Forum for Reading, v15 n1 p22-28 Fall-Win 1983
Researchers are concluding that high school and college students do not have a well-balanced repertoire of effective independent learning strategies. Another line of research has focused upon the question of the "process" or the "how" underlying such learning strategies. Three insights from this research are pertinent to developmental educators. First, there is no superior learning strategy. So long as a study strategy requires the student to attend, interact, reconstruct, and elaborate upon the underlying meaning of the text, subsequent learning is generally enhanced. Second, studying is an interactive process. Students cannot be taught to study "in general" or from a general context.
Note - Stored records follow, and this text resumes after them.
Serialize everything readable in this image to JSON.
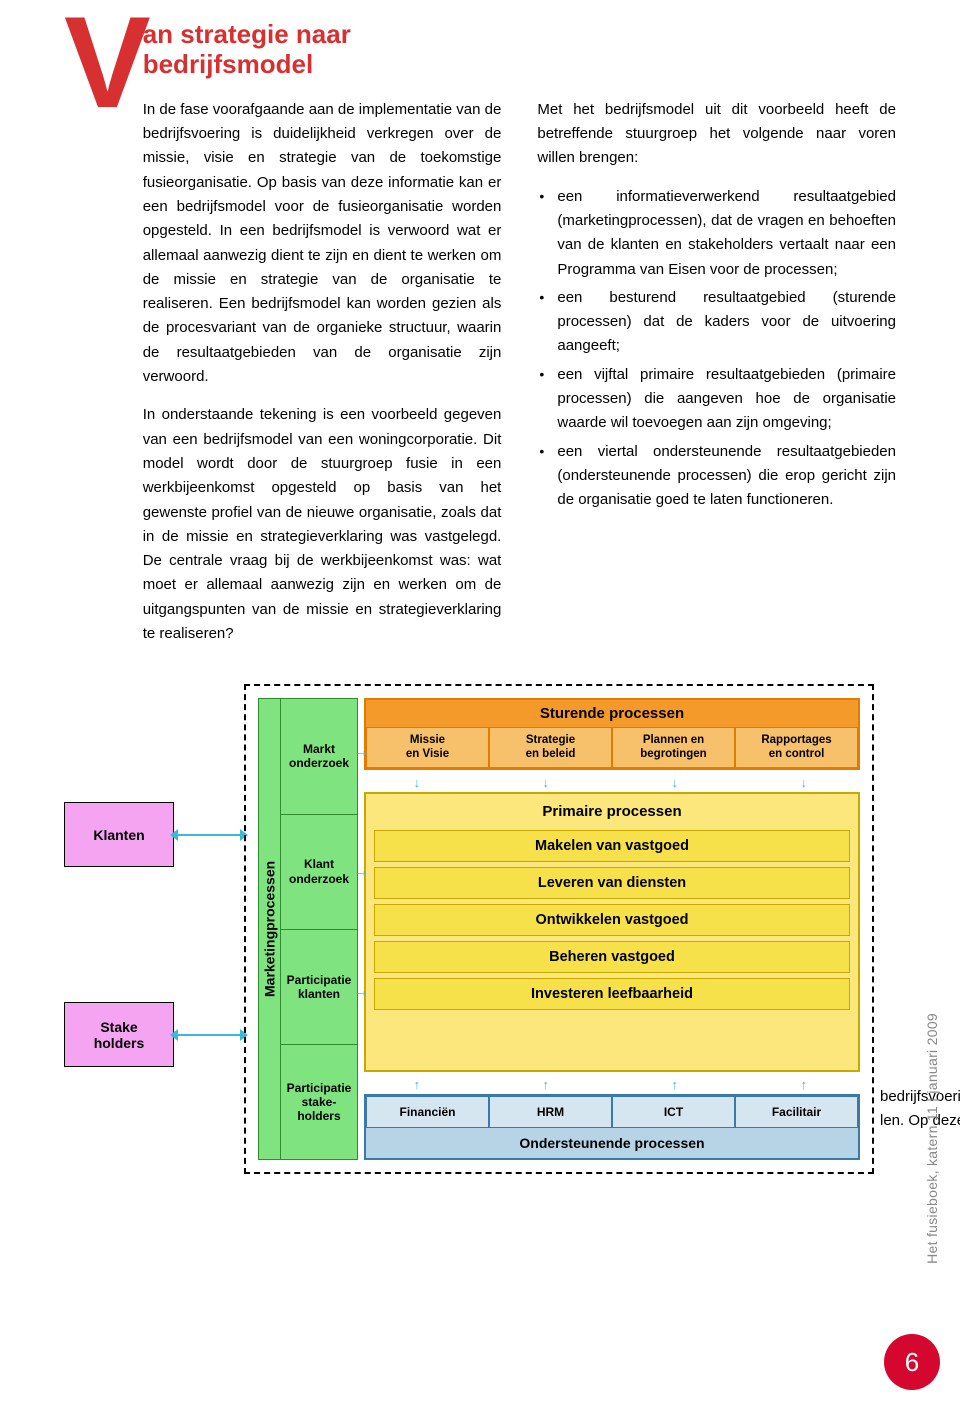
{
  "title_line1": "an strategie naar",
  "title_line2": "bedrijfsmodel",
  "dropcap": "V",
  "left_para1": "In de fase voorafgaande aan de implementatie van de bedrijfsvoering is duidelijkheid verkregen over de missie, visie en strategie van de toekomstige fusieorganisatie. Op basis van deze informatie kan er een bedrijfsmodel voor de fusieorganisatie worden opgesteld. In een bedrijfsmodel is verwoord wat er allemaal aanwezig dient te zijn en dient te werken om de missie en strategie van de organisatie te realiseren. Een bedrijfsmodel kan worden gezien als de procesvariant van de organieke structuur, waarin de resultaatgebieden van de organisatie zijn verwoord.",
  "left_para2": "In onderstaande tekening is een voorbeeld gegeven van een bedrijfsmodel van een woningcorporatie. Dit model wordt door de stuurgroep fusie in een werkbijeenkomst opgesteld op basis van het gewenste profiel van de nieuwe organisatie, zoals dat in de missie en strategieverklaring was vastgelegd. De centrale vraag bij de werkbijeenkomst was: wat moet er allemaal aanwezig zijn en werken om de uitgangspunten van de missie en strategieverklaring te realiseren?",
  "right_intro": "Met het bedrijfsmodel uit dit voorbeeld heeft de betreffende stuurgroep het volgende naar voren willen brengen:",
  "right_bullets": [
    "een informatieverwerkend resultaatgebied (marketingprocessen), dat de vragen en behoeften van de klanten en stakeholders vertaalt naar een Programma van Eisen voor de processen;",
    "een besturend resultaatgebied (sturende processen) dat de kaders voor de uitvoering aangeeft;",
    "een vijftal primaire resultaatgebieden (primaire processen) die aangeven hoe de organisatie waarde wil toevoegen aan zijn omgeving;",
    "een viertal ondersteunende resultaat­gebieden (ondersteunende processen) die erop gericht zijn de organisatie goed te laten functioneren."
  ],
  "diagram": {
    "ext_left": [
      "Klanten",
      "Stake\nholders"
    ],
    "ext_colors": {
      "bg": "#f5a4f2",
      "border": "#000000"
    },
    "marketing_label": "Marketingprocessen",
    "marketing_cells": [
      "Markt\nonderzoek",
      "Klant\nonderzoek",
      "Participatie\nklanten",
      "Participatie\nstake-\nholders"
    ],
    "marketing_bg": "#7fe47f",
    "sturende": {
      "header": "Sturende processen",
      "header_bg": "#f39a2a",
      "row_bg": "#f7c06b",
      "cells": [
        "Missie\nen Visie",
        "Strategie\nen beleid",
        "Plannen en\nbegrotingen",
        "Rapportages\nen control"
      ]
    },
    "primaire": {
      "header": "Primaire processen",
      "header_bg": "#fbe77c",
      "item_bg": "#f7e14a",
      "items": [
        "Makelen van vastgoed",
        "Leveren van diensten",
        "Ontwikkelen vastgoed",
        "Beheren vastgoed",
        "Investeren leefbaarheid"
      ]
    },
    "onderst": {
      "header": "Ondersteunende processen",
      "header_bg": "#b7d4e6",
      "row_bg": "#d5e6f0",
      "cells": [
        "Financiën",
        "HRM",
        "ICT",
        "Facilitair"
      ]
    },
    "arrow_color": "#3fb8d8"
  },
  "stray1": "bedrijfsvoering",
  "stray2": "len. Op deze",
  "side_label": "Het fusieboek, katern 11 | januari 2009",
  "page_number": "6"
}
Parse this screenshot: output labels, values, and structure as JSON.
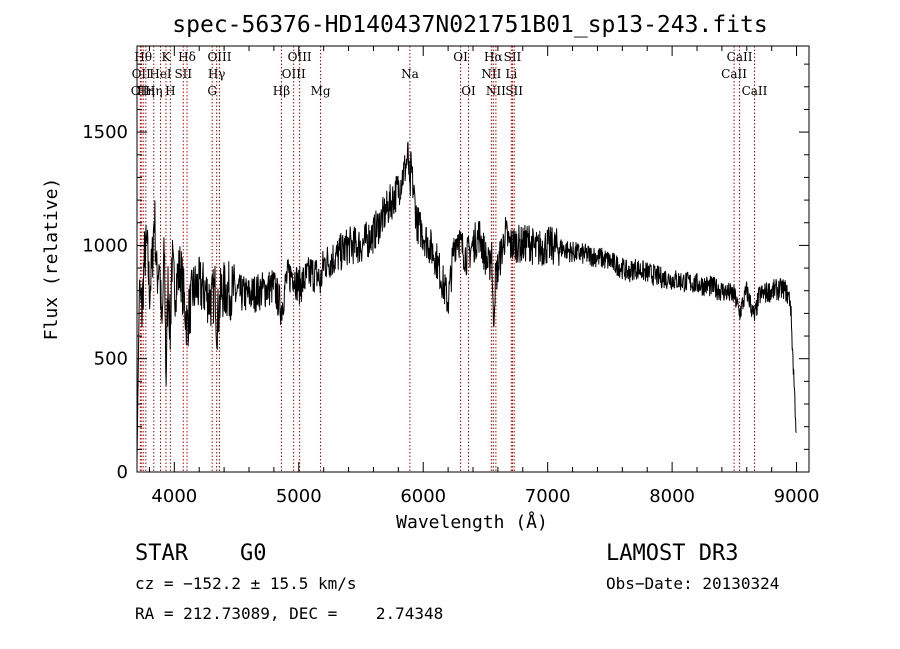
{
  "chart_data": {
    "type": "line",
    "title": "spec-56376-HD140437N021751B01_sp13-243.fits",
    "xlabel": "Wavelength (Å)",
    "ylabel": "Flux (relative)",
    "xlim": [
      3700,
      9100
    ],
    "ylim": [
      0,
      1880
    ],
    "xticks": [
      4000,
      5000,
      6000,
      7000,
      8000,
      9000
    ],
    "xtick_labels": [
      "4000",
      "5000",
      "6000",
      "7000",
      "8000",
      "9000"
    ],
    "yticks": [
      0,
      500,
      1000,
      1500
    ],
    "ytick_labels": [
      "0",
      "500",
      "1000",
      "1500"
    ],
    "series": [
      {
        "name": "spectrum",
        "x": [
          3700,
          3720,
          3740,
          3760,
          3780,
          3800,
          3820,
          3840,
          3860,
          3880,
          3900,
          3920,
          3933,
          3950,
          3968,
          3980,
          4000,
          4020,
          4050,
          4080,
          4102,
          4150,
          4200,
          4250,
          4300,
          4330,
          4340,
          4380,
          4450,
          4500,
          4600,
          4700,
          4800,
          4861,
          4900,
          4950,
          5000,
          5050,
          5100,
          5150,
          5175,
          5200,
          5300,
          5400,
          5500,
          5600,
          5700,
          5750,
          5800,
          5830,
          5860,
          5880,
          5893,
          5900,
          5920,
          5950,
          6000,
          6050,
          6100,
          6150,
          6200,
          6250,
          6280,
          6300,
          6350,
          6400,
          6450,
          6500,
          6530,
          6550,
          6563,
          6580,
          6620,
          6660,
          6700,
          6750,
          6800,
          6850,
          6900,
          6950,
          7000,
          7100,
          7200,
          7300,
          7400,
          7500,
          7600,
          7650,
          7700,
          7800,
          7900,
          8000,
          8100,
          8200,
          8300,
          8400,
          8500,
          8542,
          8600,
          8662,
          8700,
          8800,
          8900,
          8950,
          9000
        ],
        "y": [
          50,
          850,
          700,
          950,
          1000,
          800,
          900,
          1150,
          850,
          950,
          600,
          1000,
          400,
          850,
          600,
          950,
          800,
          850,
          900,
          750,
          650,
          800,
          820,
          800,
          750,
          810,
          650,
          800,
          800,
          790,
          780,
          800,
          820,
          720,
          850,
          880,
          820,
          850,
          880,
          870,
          830,
          920,
          950,
          1000,
          1000,
          1050,
          1150,
          1200,
          1250,
          1300,
          1350,
          1400,
          1200,
          1350,
          1250,
          1100,
          1050,
          1000,
          950,
          850,
          750,
          1000,
          1050,
          1000,
          950,
          1000,
          1050,
          950,
          900,
          1000,
          650,
          850,
          950,
          1050,
          1000,
          1010,
          1000,
          1020,
          980,
          990,
          1000,
          990,
          970,
          960,
          950,
          930,
          900,
          880,
          900,
          880,
          860,
          850,
          840,
          830,
          820,
          800,
          780,
          700,
          800,
          680,
          780,
          800,
          810,
          760,
          150
        ]
      }
    ],
    "line_markers": [
      {
        "x": 3727,
        "label": "OII",
        "row": 2
      },
      {
        "x": 3734,
        "label": "OII",
        "row": 1
      },
      {
        "x": 3750,
        "label": "Hθ",
        "row": 0
      },
      {
        "x": 3771,
        "label": "Hη",
        "row": 2
      },
      {
        "x": 3835,
        "label": "Hη",
        "row": 2
      },
      {
        "x": 3889,
        "label": "HeI",
        "row": 1
      },
      {
        "x": 3933,
        "label": "K",
        "row": 0
      },
      {
        "x": 3968,
        "label": "H",
        "row": 2
      },
      {
        "x": 4072,
        "label": "SII",
        "row": 1
      },
      {
        "x": 4102,
        "label": "Hδ",
        "row": 0
      },
      {
        "x": 4304,
        "label": "G",
        "row": 2
      },
      {
        "x": 4340,
        "label": "Hγ",
        "row": 1
      },
      {
        "x": 4363,
        "label": "OIII",
        "row": 0
      },
      {
        "x": 4861,
        "label": "Hβ",
        "row": 2
      },
      {
        "x": 4959,
        "label": "OIII",
        "row": 1
      },
      {
        "x": 5007,
        "label": "OIII",
        "row": 0
      },
      {
        "x": 5175,
        "label": "Mg",
        "row": 2
      },
      {
        "x": 5893,
        "label": "Na",
        "row": 1
      },
      {
        "x": 6300,
        "label": "OI",
        "row": 0
      },
      {
        "x": 6364,
        "label": "OI",
        "row": 2
      },
      {
        "x": 6548,
        "label": "NII",
        "row": 1
      },
      {
        "x": 6563,
        "label": "Hα",
        "row": 0
      },
      {
        "x": 6584,
        "label": "NII",
        "row": 2
      },
      {
        "x": 6708,
        "label": "Li",
        "row": 1
      },
      {
        "x": 6717,
        "label": "SII",
        "row": 0
      },
      {
        "x": 6731,
        "label": "SII",
        "row": 2
      },
      {
        "x": 8498,
        "label": "CaII",
        "row": 1
      },
      {
        "x": 8542,
        "label": "CaII",
        "row": 0
      },
      {
        "x": 8662,
        "label": "CaII",
        "row": 2
      }
    ]
  },
  "info": {
    "object_class": "STAR",
    "subclass": "G0",
    "survey": "LAMOST DR3",
    "cz": "cz = −152.2 ± 15.5 km/s",
    "obs_date": "Obs−Date: 20130324",
    "coords": "RA = 212.73089, DEC =    2.74348"
  },
  "colors": {
    "spectrum": "#000000",
    "marker": "#c00000",
    "axes": "#000000"
  }
}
If they are to become successful independent learners, they must be taught how to analyze the variables that interact to affect their performances, including (1) task characteristics, (2) text characteristics, (3) learner characteristics, and (4) learner processes and strategies. Third, students cannot control or regulate the strategies. Studies suggest that no one has ever explained to students during the instructional process the real significance of the targeted strategy, or informed them about the "when,""where," and "how" in implementing each strategy. The teacher's task then is to provide not only the opportunity for students to work independently, but also to provide sufficient guidance, input, and feedback by which to develop self-regulatory ability to accompany their efforts. (HTH)
Publication Type: Opinion Papers; Journal Articles
Education Level: N/A
Audience: Teachers; Practitioners
Language: English
Sponsor: N/A
Authoring Institution: N/A
Note: "Forum for Reading" is the journal of the College Reading Improvement, a Special Interest Group of the International Reading Association.